The Beetle was the ultimate expression of “Made in Germany” in the 1950s. When the economy was enjoying its heyday, it was Beetles that crowded the road. If German children drew a car, it would be shaped just like a Beetle.
Contrary to common belief, the the Beetle did not originate with Adolf Hitler, leader of Nazi Germany. Years before his dictatorship, the legendary engineer, Ferdinand Porsche had been working on a race car for mass production.
After failed attempts with two motorcycle makers, Porsche joined Daimler in 1905 but had to leave the company in 1931 as it didn’t show any interest in developing a compact car. Other collaborations also didn’t go well.

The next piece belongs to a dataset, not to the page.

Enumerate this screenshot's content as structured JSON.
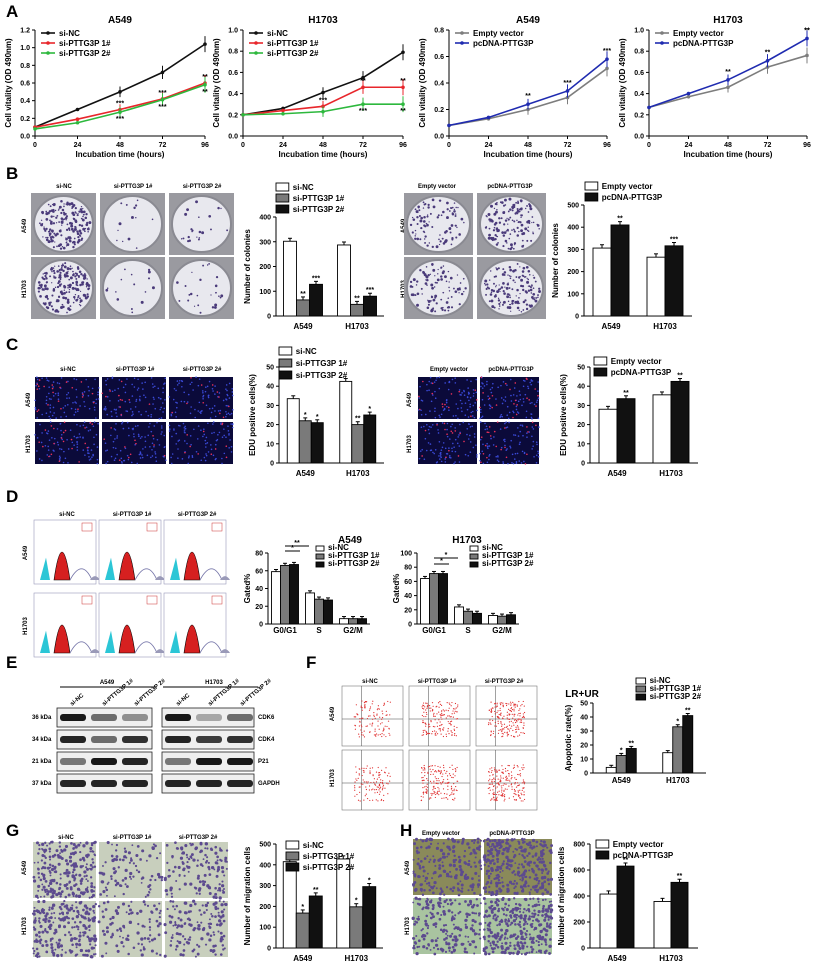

Then he met Hitler, who became chancellor in 1933. They promptly drew up the development plan, which paved the way for construction of the first Beetle assembly plant in Wolfsburg in 1938.
Hitler named the first prototype car “KdF-Wagen,” which means “strength through joy car” in German. But Porsche didn’t like the name. In the early days, people called the car “bug” due to its distinctive styling. (It was actually a New York Times article that first mentioned the car as the “beetle.”)
The first production car, project name Type 60, was unveiled in 1939 during the Berlin Motor Show. It was one of the first rear-engine cars. Its four-liter cylinder engine generated 23.5 horsepower.
After the war ended in 1945, the Beetle was almost on the verge of extinction until the early 1990s. Nobody expected its dramatic comeback.
In 1994, Volkswagen unveiled the Concept One, a retro-themed concept car with a resemblance to the original Beetle, and in 1998 introduced the “New Beetle,” built on the Golf platform with styling recalling the original model.
The vintage styling soon became an international sensation among young, hip trend-setters around the world. The cheerful look with the arched roofline especially appealed to more female drivers.
Its unique color palette, such as Salsa Red and Gecko Green Metallic, and the flower base on the dashboard also added fun to driving the car.
Last year, Volkswagen announced the latest, third-generation Beetle. Completely redesigned, the new model embraces a more aggressive styling and personality in an apparent move to lure more men.
While the new version abandoned the arched silhouette, the body is longer, wider and lower for driving performance. The more powerful turbo model is equipped with a sleeker, all-black interior fitted with red leather seats.
The Germany carmaker says the sportier, sexier Beetle is ready to make new history.